(photo courtesy of the University of Maryland)
On July 18, Karen Webber, director of OSI-Baltimore’s Education and Youth Development (EYD) program helped celebrate the launch of the Positive Schools Center (PSC) of the University of Maryland School of Social Work, an initiative funded by a multi-year grant from OSI. The Center, developed by former OSI-Baltimore EYD Director Jane Sundius and Professor Wendy Shaia of the University’s School of Social Work and currently run by Dr. Shanda Crowder, is dedicated to creating positive school climates in which students can thrive and grow, both academically and socially.
During her presentation on the need to transform school climate, Webber gave an impassioned plea, based on her lived experience as a Baltimore City principal, for making school climate a priority in education, especially in cities like Baltimore.

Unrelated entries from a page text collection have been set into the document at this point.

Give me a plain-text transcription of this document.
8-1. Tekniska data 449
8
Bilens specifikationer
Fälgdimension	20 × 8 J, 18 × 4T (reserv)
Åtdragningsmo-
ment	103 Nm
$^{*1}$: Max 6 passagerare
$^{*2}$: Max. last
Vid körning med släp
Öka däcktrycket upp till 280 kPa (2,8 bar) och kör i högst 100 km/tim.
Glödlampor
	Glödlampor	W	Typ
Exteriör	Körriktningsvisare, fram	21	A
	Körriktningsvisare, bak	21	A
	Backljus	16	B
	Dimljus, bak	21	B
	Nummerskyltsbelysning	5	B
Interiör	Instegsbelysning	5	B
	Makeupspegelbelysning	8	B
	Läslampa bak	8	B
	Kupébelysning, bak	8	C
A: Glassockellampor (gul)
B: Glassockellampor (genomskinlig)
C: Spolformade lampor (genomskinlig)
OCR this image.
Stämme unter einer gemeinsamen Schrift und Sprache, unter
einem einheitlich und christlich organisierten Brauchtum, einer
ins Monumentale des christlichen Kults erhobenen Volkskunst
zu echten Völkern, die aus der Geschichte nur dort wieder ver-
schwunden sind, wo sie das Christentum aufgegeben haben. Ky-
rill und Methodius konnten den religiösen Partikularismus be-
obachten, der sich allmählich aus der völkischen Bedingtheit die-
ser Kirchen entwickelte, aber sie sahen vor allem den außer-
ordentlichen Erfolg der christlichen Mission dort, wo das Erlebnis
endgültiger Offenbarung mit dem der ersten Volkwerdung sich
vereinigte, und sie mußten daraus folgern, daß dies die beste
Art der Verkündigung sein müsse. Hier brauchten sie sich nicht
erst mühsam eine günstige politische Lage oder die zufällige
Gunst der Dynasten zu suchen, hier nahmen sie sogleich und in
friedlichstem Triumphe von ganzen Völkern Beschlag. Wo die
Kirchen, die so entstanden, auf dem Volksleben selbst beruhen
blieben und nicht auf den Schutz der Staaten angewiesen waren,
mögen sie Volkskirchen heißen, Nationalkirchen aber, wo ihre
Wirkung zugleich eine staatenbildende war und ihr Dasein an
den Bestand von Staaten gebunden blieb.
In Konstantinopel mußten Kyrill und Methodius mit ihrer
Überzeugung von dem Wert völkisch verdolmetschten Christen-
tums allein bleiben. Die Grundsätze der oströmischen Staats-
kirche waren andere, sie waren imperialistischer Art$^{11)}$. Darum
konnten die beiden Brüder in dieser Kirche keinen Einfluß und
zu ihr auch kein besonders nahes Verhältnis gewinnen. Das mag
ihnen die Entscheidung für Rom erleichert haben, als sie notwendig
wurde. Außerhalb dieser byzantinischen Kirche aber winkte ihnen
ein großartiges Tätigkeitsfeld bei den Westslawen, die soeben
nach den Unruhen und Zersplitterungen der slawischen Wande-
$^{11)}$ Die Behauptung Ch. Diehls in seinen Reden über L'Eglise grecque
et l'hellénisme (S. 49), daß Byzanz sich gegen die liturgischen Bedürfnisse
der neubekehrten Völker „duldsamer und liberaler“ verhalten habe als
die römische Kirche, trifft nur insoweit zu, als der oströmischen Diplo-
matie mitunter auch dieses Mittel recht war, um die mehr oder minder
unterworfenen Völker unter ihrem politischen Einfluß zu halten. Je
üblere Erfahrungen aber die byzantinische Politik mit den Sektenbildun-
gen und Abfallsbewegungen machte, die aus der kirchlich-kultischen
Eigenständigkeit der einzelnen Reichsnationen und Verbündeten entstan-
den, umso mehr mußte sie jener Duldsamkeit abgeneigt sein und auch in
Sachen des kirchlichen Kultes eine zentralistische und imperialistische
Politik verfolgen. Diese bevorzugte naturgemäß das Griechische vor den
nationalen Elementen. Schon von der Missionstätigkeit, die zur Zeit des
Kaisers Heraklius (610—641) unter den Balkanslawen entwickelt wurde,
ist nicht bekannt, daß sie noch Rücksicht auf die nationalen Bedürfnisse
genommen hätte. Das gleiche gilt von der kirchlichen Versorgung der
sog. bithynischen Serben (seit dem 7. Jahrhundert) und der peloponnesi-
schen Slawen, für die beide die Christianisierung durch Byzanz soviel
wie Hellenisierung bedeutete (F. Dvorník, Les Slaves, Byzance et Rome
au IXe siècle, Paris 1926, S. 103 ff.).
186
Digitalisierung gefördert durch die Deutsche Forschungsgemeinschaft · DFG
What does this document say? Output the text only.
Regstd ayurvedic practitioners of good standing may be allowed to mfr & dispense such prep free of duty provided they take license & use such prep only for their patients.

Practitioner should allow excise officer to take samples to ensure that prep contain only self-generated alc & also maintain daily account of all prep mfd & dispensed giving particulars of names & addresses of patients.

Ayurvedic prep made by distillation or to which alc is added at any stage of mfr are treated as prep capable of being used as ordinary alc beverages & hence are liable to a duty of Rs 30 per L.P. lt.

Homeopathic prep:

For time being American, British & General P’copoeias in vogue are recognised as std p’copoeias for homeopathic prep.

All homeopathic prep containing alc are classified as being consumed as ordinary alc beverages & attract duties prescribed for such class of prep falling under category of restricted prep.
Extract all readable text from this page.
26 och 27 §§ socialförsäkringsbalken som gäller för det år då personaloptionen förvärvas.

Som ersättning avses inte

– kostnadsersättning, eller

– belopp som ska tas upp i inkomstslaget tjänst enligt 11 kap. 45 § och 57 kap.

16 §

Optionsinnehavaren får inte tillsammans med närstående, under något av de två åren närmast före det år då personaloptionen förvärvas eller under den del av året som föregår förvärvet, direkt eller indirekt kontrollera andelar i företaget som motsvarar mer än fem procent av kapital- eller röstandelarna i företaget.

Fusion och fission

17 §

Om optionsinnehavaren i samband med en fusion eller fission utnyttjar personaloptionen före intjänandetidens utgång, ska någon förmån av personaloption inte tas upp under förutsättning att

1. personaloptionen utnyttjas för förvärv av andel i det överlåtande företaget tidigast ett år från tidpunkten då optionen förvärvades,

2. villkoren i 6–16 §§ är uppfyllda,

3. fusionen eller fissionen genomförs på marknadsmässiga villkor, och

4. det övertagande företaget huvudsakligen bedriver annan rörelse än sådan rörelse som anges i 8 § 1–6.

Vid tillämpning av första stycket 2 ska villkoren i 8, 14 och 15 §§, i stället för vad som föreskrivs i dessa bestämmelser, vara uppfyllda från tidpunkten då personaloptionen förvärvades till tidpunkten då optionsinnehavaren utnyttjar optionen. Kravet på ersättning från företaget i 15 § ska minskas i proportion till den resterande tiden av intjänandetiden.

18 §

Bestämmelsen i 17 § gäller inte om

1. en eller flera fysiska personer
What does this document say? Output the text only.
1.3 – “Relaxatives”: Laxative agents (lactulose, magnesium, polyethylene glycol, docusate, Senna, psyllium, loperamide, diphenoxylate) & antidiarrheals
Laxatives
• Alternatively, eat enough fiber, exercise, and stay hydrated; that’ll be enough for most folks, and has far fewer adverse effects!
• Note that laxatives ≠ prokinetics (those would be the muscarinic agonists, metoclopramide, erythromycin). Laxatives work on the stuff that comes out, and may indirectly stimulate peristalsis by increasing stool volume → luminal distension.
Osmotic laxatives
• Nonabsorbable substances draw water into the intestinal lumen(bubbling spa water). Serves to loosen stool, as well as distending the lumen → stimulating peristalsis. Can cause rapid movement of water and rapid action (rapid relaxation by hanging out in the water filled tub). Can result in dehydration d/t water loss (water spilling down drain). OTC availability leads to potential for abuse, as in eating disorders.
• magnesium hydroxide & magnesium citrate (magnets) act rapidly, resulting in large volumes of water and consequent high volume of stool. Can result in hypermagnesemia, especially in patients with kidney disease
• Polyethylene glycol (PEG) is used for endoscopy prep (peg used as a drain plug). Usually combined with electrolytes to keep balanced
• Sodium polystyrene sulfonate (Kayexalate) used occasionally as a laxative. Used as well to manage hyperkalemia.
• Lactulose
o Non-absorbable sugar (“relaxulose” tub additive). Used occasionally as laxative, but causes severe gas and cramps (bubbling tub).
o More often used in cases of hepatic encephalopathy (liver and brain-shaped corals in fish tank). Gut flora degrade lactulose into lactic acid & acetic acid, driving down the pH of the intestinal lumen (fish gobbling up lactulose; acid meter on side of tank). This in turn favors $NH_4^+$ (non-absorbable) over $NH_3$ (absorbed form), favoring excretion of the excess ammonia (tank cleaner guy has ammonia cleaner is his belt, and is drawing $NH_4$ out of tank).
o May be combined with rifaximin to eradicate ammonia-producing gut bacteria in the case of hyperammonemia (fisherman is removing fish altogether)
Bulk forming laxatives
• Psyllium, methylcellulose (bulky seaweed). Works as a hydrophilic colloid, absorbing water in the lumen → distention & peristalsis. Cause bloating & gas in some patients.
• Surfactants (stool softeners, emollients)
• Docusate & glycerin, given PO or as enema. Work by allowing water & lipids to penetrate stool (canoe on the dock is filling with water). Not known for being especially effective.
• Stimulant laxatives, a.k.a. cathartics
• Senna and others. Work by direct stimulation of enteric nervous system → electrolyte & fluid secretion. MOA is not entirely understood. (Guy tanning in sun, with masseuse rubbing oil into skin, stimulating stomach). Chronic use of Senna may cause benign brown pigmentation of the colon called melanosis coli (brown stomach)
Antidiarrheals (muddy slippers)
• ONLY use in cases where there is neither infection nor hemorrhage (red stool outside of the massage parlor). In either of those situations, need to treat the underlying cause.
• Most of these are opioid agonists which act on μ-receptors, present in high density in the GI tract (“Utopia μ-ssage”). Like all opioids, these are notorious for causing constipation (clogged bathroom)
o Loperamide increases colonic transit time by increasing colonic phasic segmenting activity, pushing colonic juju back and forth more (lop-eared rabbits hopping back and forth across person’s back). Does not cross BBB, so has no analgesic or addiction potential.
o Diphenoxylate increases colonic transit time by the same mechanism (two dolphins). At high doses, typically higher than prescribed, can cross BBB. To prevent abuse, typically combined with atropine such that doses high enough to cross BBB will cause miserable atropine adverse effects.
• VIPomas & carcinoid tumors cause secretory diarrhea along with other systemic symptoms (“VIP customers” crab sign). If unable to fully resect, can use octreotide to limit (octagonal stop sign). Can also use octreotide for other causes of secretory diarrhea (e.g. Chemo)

“In Baltimore City, where 85% of the student population is on free and reduced meals, which is an indicator of poverty, children are exposed to untold chronic stress from exposure to violence in the community, mass incarceration, and drug use, to name just a few,” she said. “The Positive Schools Center is a leader for positive school climate reform and a repository for the city and state on school climate training and best practices, and this is something we absolutely need.”
Said Crowder, “In order to build sustainable transformative school climate change, I believe that we must build schools that are trauma responsive and restorative in their approach to educating children and supporting staff and families.” To that end, PSC has engaged the Baltimore City school district in a partnership to transform school climates through various trainings. PSC is also working collaboratively with the Maryland Department of Education to promote positive school climates.
Crowder continued, “In order to see a shift in a school’s leadership, relationships, teaching and learning, safety, and environment we must change the fabric of the business of educating children. We must understand the need to build social emotional and character development so that our students and might I even say adults have the tools and personal skills to succeed.”